Il y a différentes manières pour un patron de mieux connaître ses proches collaborateurs. Il peut les convier à un bon repas, faire leur connaissance autour de mets et de vins fins. Prenant la tête de Vivendi en juillet 2002, Jean-René Fourtou, l’ancien patron de Rhône-Poulenc, a économisé certains dîners – lui qui apprécie tant les bonnes tables – et aurait misé sur une société de surveillance pour se renseigner. Un ancien cadre de l’officine Européenne de sécurité privée (ESP), Patrick B., jeune gendarme retraité, a raconté l’été dernier à la brigade financière les missions spéciales qu’il lui a fallu effectuer entre 2002 et 2003. « Bakchich » aussi s’est renseigné sur ce témoignage inédit.
Il faut se souvenir du contexte alors sulfureux autour de Vivendi. « Quand, en juillet 2002, Fourtou prend la tête de Vivendi Universal, l’empire lézardé implose. L’entreprise est attaquée de toutes parts et croule sous les dettes. Les banques ne veulent plus faire les fins de mois et personne ne se précipite pour prendre le job de J6M, « Jean-Marie Messier-moi-même-maître-du-monde ». C’est Jean-René Fourtou qui s’y colle, lui qui commençait à couler une retraite paisible (il n’était plus que vice-président non exécutif du pharmacien Aventis). En plus de sauver Vivendi, on lui demandait de préserver la place de Paris d’une énorme déconfiture », résume Le Point dans un portrait saisissant de Fourtou, l’un des patrons les plus puissants de France, publié en 2005.
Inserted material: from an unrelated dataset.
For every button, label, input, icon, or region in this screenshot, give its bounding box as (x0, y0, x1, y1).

Ceci justifie cela ? Jean-René Fourtou, pressé de se renseigner sur le terrain miné dans lequel il met les pieds, a-t-il sollicité quelque information sur une poignée de « figures » de son groupe, dont il estime, à tort ou à raison, qu’elles risquent de lui jouer des tours ? Patrick B. s’en est ouvert aux flics qui enquêtent sur l’affaire Rhodia [1]. « J’ai été chargé d’une mission d’environnement des collaborateurs de Jean-René Fourtou », a-t-il assuré. Qu’en termes choisis ces choses-là sont dites. Il précise : « Il s’agissait de collecter des informations sur la crédibilité et la morale des personnes concernées, dans le domaine public ou grâce à des interviews réalisées avec leurs proches ». Par le biais d’un porte-parole, l’ami Jean-René Fourtou « dément catégoriquement » avoir commandité ces éventuelles enquêtes. « Il n’a jamais demandé quoi que ce soit sur les noms que vous citez, ni sur personne ».
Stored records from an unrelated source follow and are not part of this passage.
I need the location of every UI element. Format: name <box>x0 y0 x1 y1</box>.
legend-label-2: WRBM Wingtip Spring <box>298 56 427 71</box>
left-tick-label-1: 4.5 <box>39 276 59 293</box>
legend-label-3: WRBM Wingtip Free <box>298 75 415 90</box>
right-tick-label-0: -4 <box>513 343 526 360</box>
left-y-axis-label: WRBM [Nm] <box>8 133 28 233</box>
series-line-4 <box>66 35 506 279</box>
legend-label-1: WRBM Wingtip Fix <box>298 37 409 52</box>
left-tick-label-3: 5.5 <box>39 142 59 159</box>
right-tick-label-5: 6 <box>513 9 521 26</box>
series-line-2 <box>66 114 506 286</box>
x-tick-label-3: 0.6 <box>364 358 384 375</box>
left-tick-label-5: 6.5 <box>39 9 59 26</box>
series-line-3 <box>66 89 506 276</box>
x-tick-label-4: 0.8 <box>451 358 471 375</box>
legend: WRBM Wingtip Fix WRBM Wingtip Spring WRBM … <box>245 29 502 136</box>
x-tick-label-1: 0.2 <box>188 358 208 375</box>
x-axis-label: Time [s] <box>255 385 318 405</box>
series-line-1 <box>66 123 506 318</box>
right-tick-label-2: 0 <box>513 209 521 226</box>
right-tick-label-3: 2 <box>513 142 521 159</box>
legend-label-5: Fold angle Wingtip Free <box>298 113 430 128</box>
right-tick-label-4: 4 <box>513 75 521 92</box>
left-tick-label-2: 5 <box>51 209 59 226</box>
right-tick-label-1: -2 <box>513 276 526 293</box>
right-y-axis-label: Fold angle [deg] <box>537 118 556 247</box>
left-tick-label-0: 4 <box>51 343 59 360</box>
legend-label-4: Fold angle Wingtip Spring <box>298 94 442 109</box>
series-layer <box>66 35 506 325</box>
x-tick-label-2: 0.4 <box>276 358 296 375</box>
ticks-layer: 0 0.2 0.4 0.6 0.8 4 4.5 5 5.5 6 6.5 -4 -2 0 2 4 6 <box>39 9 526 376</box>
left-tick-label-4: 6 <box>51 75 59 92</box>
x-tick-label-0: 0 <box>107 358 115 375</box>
Bah, la société de sécurité agissait probablement de sa propre initiative. Selon les souvenirs de l’ancien gendarme – encore issus de son imagination fertile -, l’ancien député Alain Marsaud, alors directeur de la prospective de Vivendi, et son collaborateur Laurent Obadia, intriguent tant le nouveau PDG que la société ESP se lance en 2002 à la recherche d’infos tous azimuts. En poste depuis des lustres, le secrétaire général du groupe, l’inusable Jean-François Dubos, compagnon de route de feu Charles Hernu, intéresse aussi au plus haut point. Comme Alain Bauer, alors consultant attitré de Jean-Marie Messier, ex-grand maître du Grand Orient de France…. Pas de rapport écrit remis au boss après ces missions très spéciales, mais des détails « transmis oralement », avance l’ancien gendarme…
« Jean-René Fourtou et Jean-François Dubos démentent catégoriquement les ridicules allégations apportées dans l’article du site Bakchich.info du 21 janvier et vous prient de le faire savoir à vos lecteurs. »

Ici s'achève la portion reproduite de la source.